While serving as an artist in the court, he was commissioned works to celebrate the weddings of the Medici. In 1589, he was among the artists engaged in the elaborate decorations to celebrate the marriage of Ferdinando I and Cristina di Lorraine, painting the Defeat of Gian Galeazzo Visconti at Mantua. With Bernardo Buontalenti, he also made scenography for the Theater at the Uffizi, for the 1600 presentation of the comedy La Pellegrina and also made decorations to celebrate the wedding of Marie de' Medici to Henry IV of France.

As an architect, he worked with Bernardo Buontalenti in the design of fortifications of the Belvedere in Florence and the Corsini Chapel in church of the Carmine, and the facade of Santa Maria del Fiore. In Volterra, he helped design the Chapel of St Paul for the Admiral Jacopo Inghirami (and paint the main altarpiece).

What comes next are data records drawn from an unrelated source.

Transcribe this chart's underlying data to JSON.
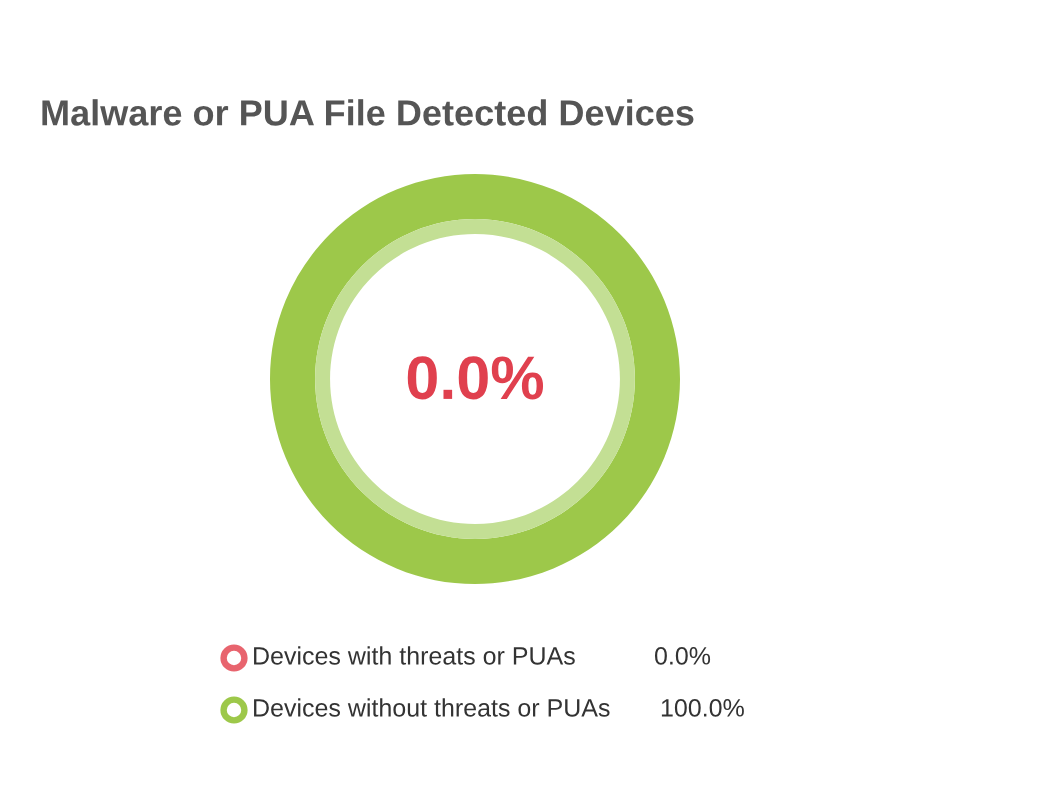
{
  "chart_data": {
    "type": "donut",
    "title": "Malware or PUA File Detected Devices",
    "categories": [
      "Devices with threats or PUAs",
      "Devices without threats or PUAs"
    ],
    "values": [
      0,
      100
    ],
    "colors": [
      "#e8646e",
      "#9dc84a"
    ],
    "value_labels": [
      "0.0%",
      "100.0%"
    ],
    "annotations": [
      "0.0%"
    ],
    "legend": "bottom"
  }
}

Many of his architectural skills were focused on Livorno. When confronted by the Grand Duke about the size of the Cathedral of Livorno (built 1594-1606), he replied that public works can never be too large. He also helped design the church of the Madonna (begun in 1607), the church of the Greci Uniti (1606), and the Synagogue of Livorno (1603). He helped design porticos for the Piazza d'Armi.

His son Giovanni de Galliano Pieroni was an architect; in addition, the elder Pieroni collaborated with Don Giovanni de' Medici, the illegitimate son of Cosimo who dabbled in architecture, mainly the facade of Santo Stefano dei Cavalieri in Pisa.

Pieroni died on 24 July 1607 in Livorno where a street, Via Alessandro Pieroni, is named after him.